Aux alentours de mes six ans, et au milieu des bandes dessinées et des albums Star Wars de mon père, j’ai découvert la série La Cabane Magique de Mary Pope Osborne. En plus de cinquante tomes, elle y décrit les aventures de Tom et Léa, neuf et sept ans, qui parcourent l’espace et le temps de la Préhistoire jusqu’à l’élection de Lincoln. La Cabane magique m’a initiée à la légende du roi Arthur et a été à l’origine de mes premiers coups de cœur. Après avoir lu le tome 20 qui parlait de William Shakespeare, je me suis prise de passion pour lui. J’avais six ans, et je connaissais par coeur l’histoire de William Shakespeare, dessinais William Shakespeare – avec un manque de talent suffisamment impressionnant pour être noté – et citais William Shakespeare – sans en avoir jamais lu une seule ligne, cela va de soi.

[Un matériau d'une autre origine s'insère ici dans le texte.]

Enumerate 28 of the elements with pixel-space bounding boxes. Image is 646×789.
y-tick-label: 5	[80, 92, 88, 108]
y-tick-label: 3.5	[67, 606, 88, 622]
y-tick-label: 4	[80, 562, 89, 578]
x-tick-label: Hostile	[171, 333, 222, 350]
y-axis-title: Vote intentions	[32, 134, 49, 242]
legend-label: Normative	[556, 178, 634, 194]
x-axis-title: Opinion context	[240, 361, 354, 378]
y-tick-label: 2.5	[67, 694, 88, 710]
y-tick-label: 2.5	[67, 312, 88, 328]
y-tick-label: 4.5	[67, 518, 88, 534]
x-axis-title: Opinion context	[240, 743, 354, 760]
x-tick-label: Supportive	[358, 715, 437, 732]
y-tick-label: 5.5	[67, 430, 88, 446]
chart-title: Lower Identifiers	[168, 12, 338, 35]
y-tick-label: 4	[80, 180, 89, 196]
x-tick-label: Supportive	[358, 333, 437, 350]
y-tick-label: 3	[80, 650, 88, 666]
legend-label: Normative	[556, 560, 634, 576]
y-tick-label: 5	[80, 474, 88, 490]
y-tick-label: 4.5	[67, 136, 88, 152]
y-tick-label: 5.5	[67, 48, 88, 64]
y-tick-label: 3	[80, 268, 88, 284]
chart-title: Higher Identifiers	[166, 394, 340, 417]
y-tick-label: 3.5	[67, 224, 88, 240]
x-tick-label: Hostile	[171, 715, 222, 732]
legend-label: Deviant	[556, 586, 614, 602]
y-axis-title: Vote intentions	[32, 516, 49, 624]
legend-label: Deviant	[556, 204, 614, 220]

Puis, à huit ans, après avoir harcelé sans succès mes parents pendant des mois pour me laisser voir les films tirés de Harry Potter de J.K. Rowling, j’ai finalement eu le droit d’en ouvrir les livres. C’était un soir d’Halloween. Le lendemain matin, j’ai couru réveiller mon père pour lui parler, avec un enthousiasme débordant, des chapitres que j’avais lu la veille, en en citant le moindre élément avec des yeux émerveillés. Le Noël suivant a été magique : ma chambre s’est transformée en un véritable Poudlard entre peluche de chouette, balais en plastique et robe de sorcier – qui me sert toujours de robe de chambre aujourd’hui. Au fil des années, ma passion s’est étoffée : j’ai eu la chance d’assister à une exposition, de lire le huitième tome le jour de sa sortie en Australie, et de redécouvrir la saga en anglais.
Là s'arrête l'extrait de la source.